Table of Contents

Tieto Lifecare/Procapita MFA and SSO with PhenixID Authentication Services

Warning

Please note, this document is using the legacy authenticators - in order to use the new protocol agnostic authenticators, you need to apply relevant modifications to the configuration examples outlined in this article.

Summary

This document will guide you through the steps to enable multi-factor authentication and Single-Sign On for the healthcare- and welfare application Tieto Lifecare ( https://www.tieto.com/en/who-we-serve/healthcare-and-welfare/healthcare/lifecare-for-secondary-care/) using SAML2.

System Requirements

  • PhenixID Authentication Server 2.7 or higher
  • Tieto Lifecare technical contact.

Instruction

Overview

This document will guide you through the steps to enable multi-factor authentication and Single-Sign on for Tieto Lifecare .

PhenixID Server acting as SAML IdP

  1. Setup PhenixID Authentication Services as a SAML IdP.

  2. Fetch the Tieto Lifecare user identifier value (personal number or HSA-ID (only for welfare)) from the user store or from the data produced by the authentication (such as a certificate attribute) (depending on your use case).
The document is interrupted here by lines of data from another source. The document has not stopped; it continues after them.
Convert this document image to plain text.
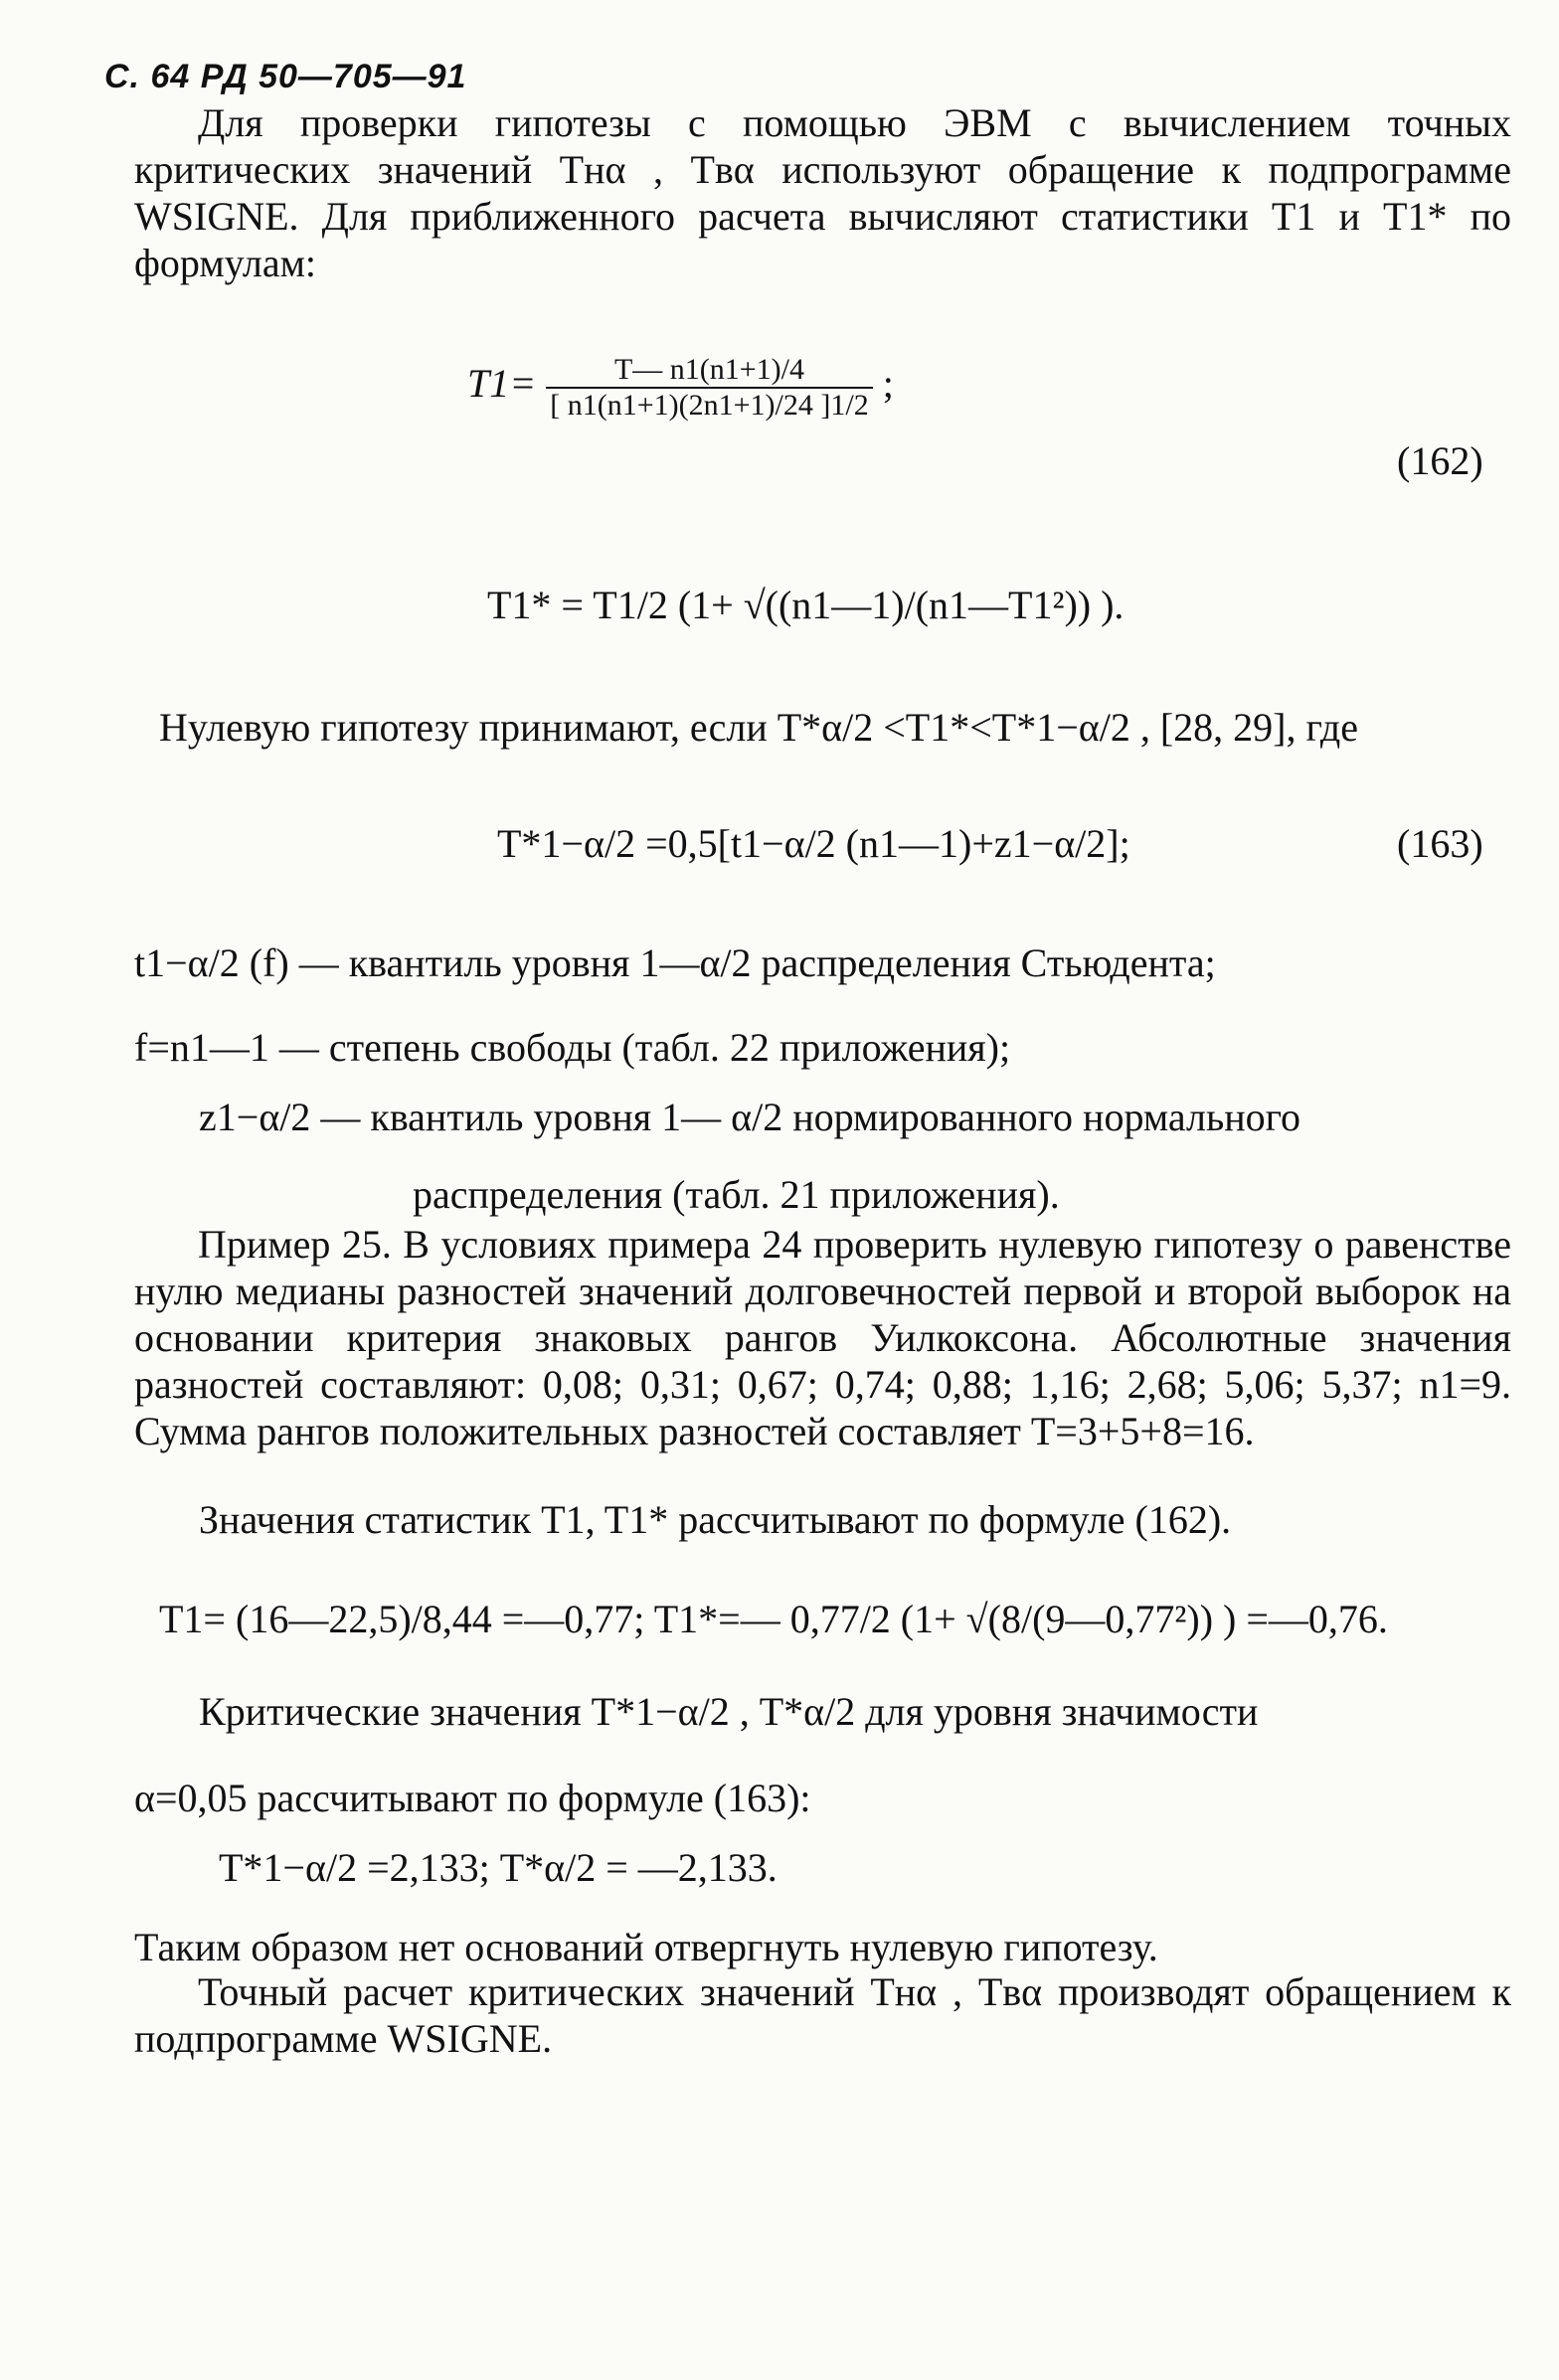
С. 64 РД 50—705—91

Для проверки гипотезы с помощью ЭВМ с вычислением точных критических значений Tнα , Tвα используют обращение к подпрограмме WSIGNE. Для приближенного расчета вычисляют статистики T1 и T1* по формулам:

$T1= \frac{T— n1(n1+1)/4}{[ n1(n1+1)(2n1+1)/24 ]1/2}$ ;
(162)
T1* = T1/2 (1+ √((n1—1)/(n1—T1²)) ).
Нулевую гипотезу принимают, если T*α/2 <T1*<T*1−α/2 , [28, 29], где
T*1−α/2 =0,5[t1−α/2 (n1—1)+z1−α/2];	(163)
t1−α/2 (f) — квантиль уровня 1—α/2 распределения Стьюдента;
f=n1—1 — степень свободы (табл. 22 приложения);
z1−α/2 — квантиль уровня 1— α/2 нормированного нормального
распределения (табл. 21 приложения).

Пример 25. В условиях примера 24 проверить нулевую гипотезу о равенстве нулю медианы разностей значений долговечностей первой и второй выборок на основании критерия знаковых рангов Уилкоксона. Абсолютные значения разностей составляют: 0,08; 0,31; 0,67; 0,74; 0,88; 1,16; 2,68; 5,06; 5,37; n1=9. Сумма рангов положительных разностей составляет T=3+5+8=16.

Значения статистик T1, T1* рассчитывают по формуле (162).
T1= (16—22,5)/8,44 =—0,77; T1*=— 0,77/2 (1+ √(8/(9—0,77²)) ) =—0,76.
Критические значения T*1−α/2 , T*α/2 для уровня значимости
α=0,05 рассчитывают по формуле (163):
T*1−α/2 =2,133; T*α/2 = —2,133.
Таким образом нет оснований отвергнуть нулевую гипотезу.

Точный расчет критических значений Tнα , Tвα производят обращением к подпрограмме WSIGNE.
  3. [OPTIONAL] Fetch givenName and sn.

  4. Create an item property userid and populate with the value fetched in previous step.

  5. Use the userid as Name ID attribute.

  6. Add these attributes as additional attribute:

    userid,givenName,sn

  7. Go to Scenarios->Federation-> <newly_added_scenario> -> Identity Provider. Deselect “Require signed requests”. Save.

Configure Tieto Lifecare

  1. Send the IDP Metadata link at https://<YourServerDomainName>/saml/authenticate/<authenticator\_alias>?getIDPMeta to the Tieto Lifecare technical contact.
  2. Request Tieto Lifecare SAML SP metadata file from the Tieto Lifecare technical contact.

#Add trust to Tieto Lifecare on PhenixID Authentication Services

  1. Login to configuration manager
  2. Open Scenarios->Federation->SAML Metadata upload
  3. Click the plus sign
  4. Add Tieto Lifecare SAML SP Metadata by uploading the metadata file from the Tieto Lifecare technical contact.

Test

  1. Browse to your Tieto Lifecare site (ask the Tieto Lifecare technical contact for details).
  2. This should result in a redirect to PhenixID Authentication Server
  3. Authenticate
  4. If authentication was successful, a redirect to Tieto Lifecare should occur (with SAML assertion)
  5. The user should now be logged in.

Troubleshooting

  • If error message is presented on PhenixID Authentication Services page, please check server.log for details.
  • If error message is presented on Tieto Lifecare, please consult Tieto Lifecare logs for details.